Das heißt, man muss sich reformieren in einem Moment, wo man zugleich auf der Welt überall präsent sein sollte.
Annalena Baerbock
Das sei die Riesenaufgabe der nächsten Jahre. "Aber diese Modernisierung muss jetzt vorangetrieben werden im Lichte dessen, dass einige Akteure auf dieser Welt eigentlich die Vereinten Nationen gerne zerstören wollen", sagt Baerbock.
... der Frage, was die Vereinten Nationen angesichts der zahlreichen Krisen und Konflikte noch ausrichten können
Nur wäre die Welt irgendwie besser ohne die Vereinten Nationen? Ich glaube nicht, dann hätten wir totale Anarchie auf der Welt.
Annalena Baerbock
Weltweit sei das Vertrauen in die Vereinten Nationen immer noch groß. Gleichzeitig erkenne sie das Problem im Sicherheitsrat: "Der Sicherheitsrat ist dysfunktional", gibt Baerbock zu. Daher habe es in der Vergangenheit Abstimmungen in der Generalversammlung gegeben, bei denen auch große, breite Mehrheiten entstanden seien - etwa zu einem Ende des russischen Angriffskriegs in der Ukraine.
"Ich möchte hier überhaupt nichts schönreden, aber ich möchte schon deutlich machen, dass die Alternative, nämlich zu sagen, es gäbe keine internationalen Spielregeln mehr, noch schlechter wäre", so Baerbock. Man würde ja schließlich in Deutschland auch nicht die Straßenverkehrsordnung abschaffen, weil es nach wie vor Raser und Unfälle gebe. Stattdessen würde man sich überlegen, wie man dafür sorgen könne, dass sie besser eingehalten wird.

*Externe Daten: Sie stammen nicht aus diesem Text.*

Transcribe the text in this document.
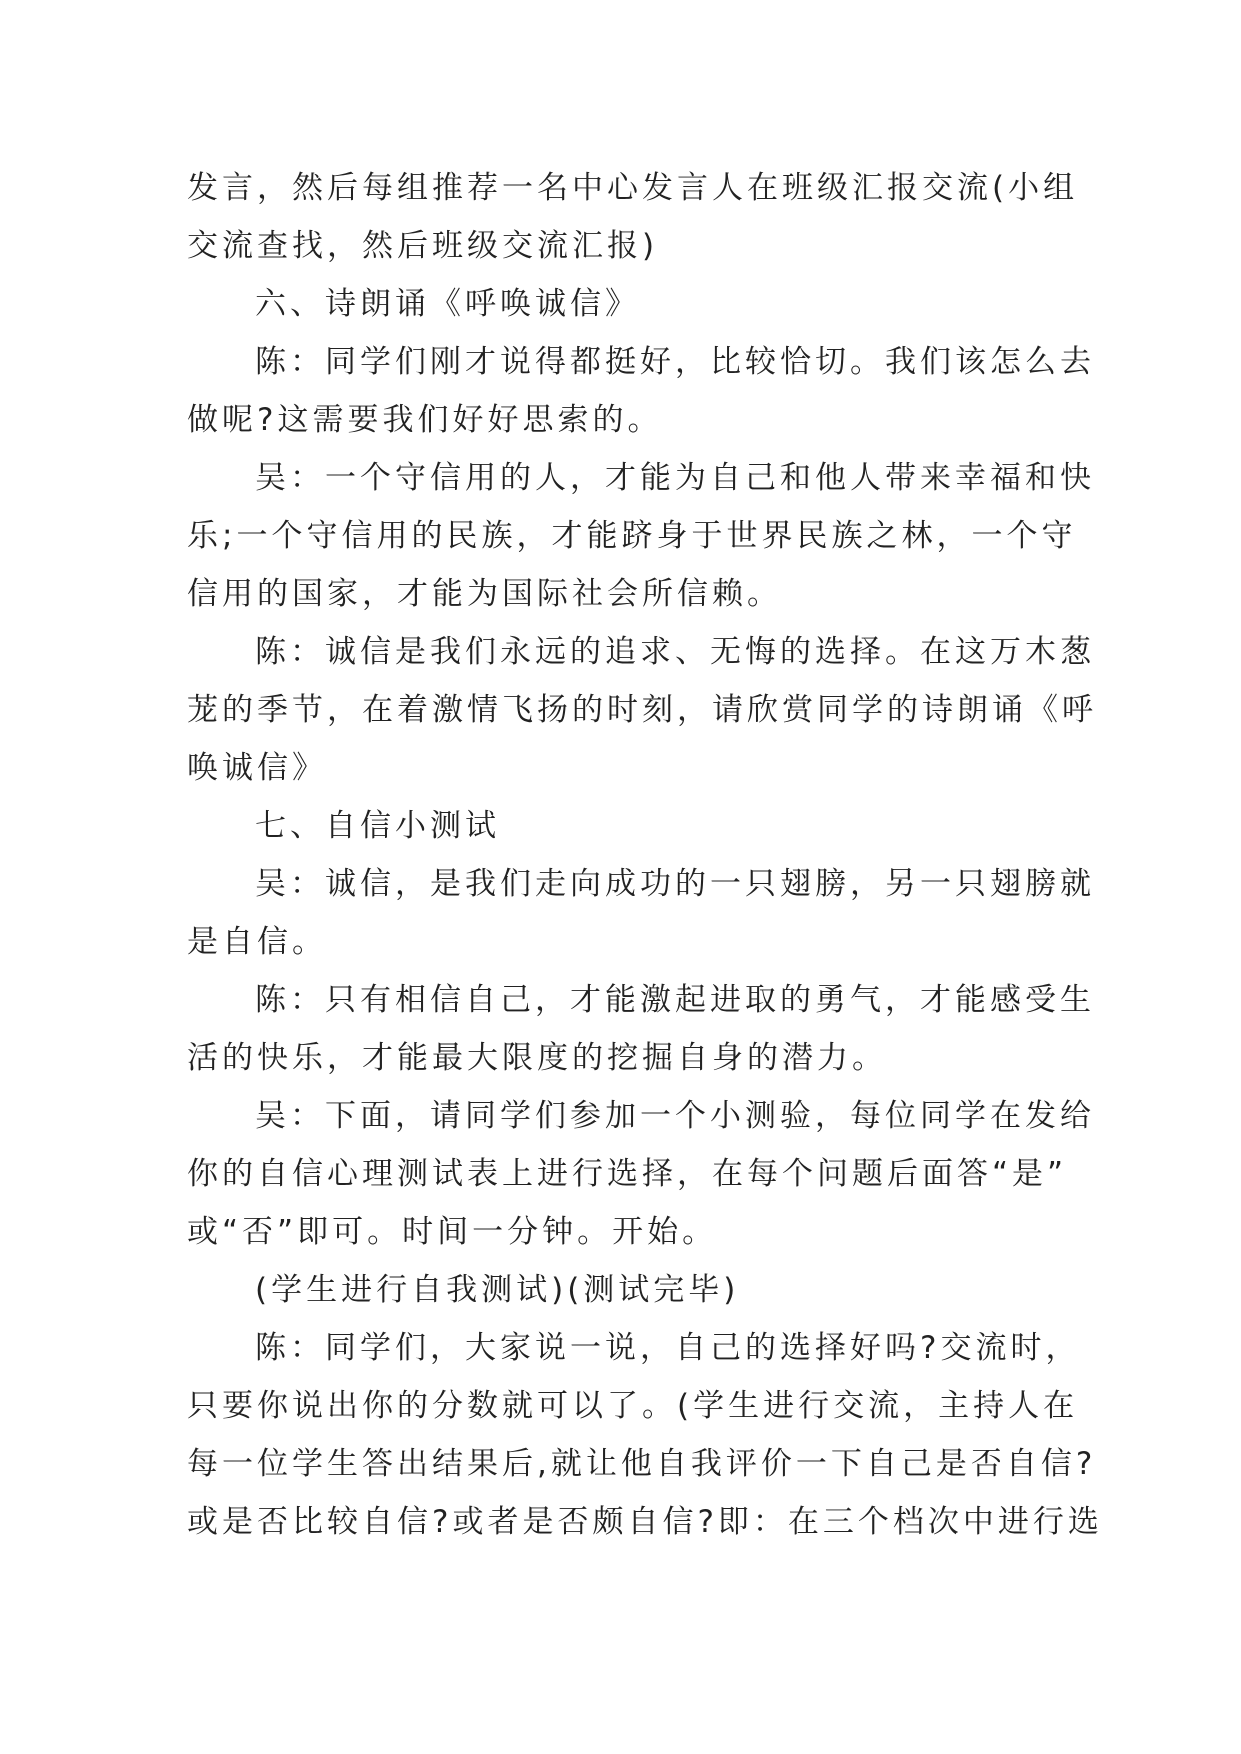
发言，然后每组推荐一名中心发言人在班级汇报交流(小组
交流查找，然后班级交流汇报)
六、诗朗诵《呼唤诚信》
陈：同学们刚才说得都挺好，比较恰切。我们该怎么去
做呢?这需要我们好好思索的。
吴：一个守信用的人，才能为自己和他人带来幸福和快
乐;一个守信用的民族，才能跻身于世界民族之林，一个守
信用的国家，才能为国际社会所信赖。
陈：诚信是我们永远的追求、无悔的选择。在这万木葱
茏的季节，在着激情飞扬的时刻，请欣赏同学的诗朗诵《呼
唤诚信》
七、自信小测试
吴：诚信，是我们走向成功的一只翅膀，另一只翅膀就
是自信。
陈：只有相信自己，才能激起进取的勇气，才能感受生
活的快乐，才能最大限度的挖掘自身的潜力。
吴：下面，请同学们参加一个小测验，每位同学在发给
你的自信心理测试表上进行选择，在每个问题后面答“是”
或“否”即可。时间一分钟。开始。
(学生进行自我测试)(测试完毕)
陈：同学们，大家说一说，自己的选择好吗?交流时，
只要你说出你的分数就可以了。(学生进行交流，主持人在
每一位学生答出结果后,就让他自我评价一下自己是否自信?
或是否比较自信?或者是否颇自信?即：在三个档次中进行选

... in welche Richtung sich die Vereinten Nationen entwickeln sollten
"In jeder Krise steckt auch eine Chance", sagt Baerbock. "Wir haben über Jahrzehnte gesehen im Kalten Krieg, dass es diese Ost-West-Teilung gab, dann gab es diese Teilung in die sogenannten Industrieländer und Entwicklungsländer." Und nun gebe es eine neue Gruppenbildung, "und die ist aus meiner Sicht die Chance für die Welt, die wir nutzen sollten".
Die Mehrheit der Staaten glaube daran, so Baerbock, dass sie mit fairen Regeln am besten in Frieden leben können. "Das sind zwischen 140 und 160 Staaten, die sagen, 'Wir sind sehr unterschiedlich, aber uns eint, dass wir hinter der Charta der Vereinten Nationen stehen, dass wir für den Multilateralismus einstehen, für die Zusammenarbeit.'"
Das Interview führte Christian Sievers. Zusammengefasst hat es Marie Ahlers.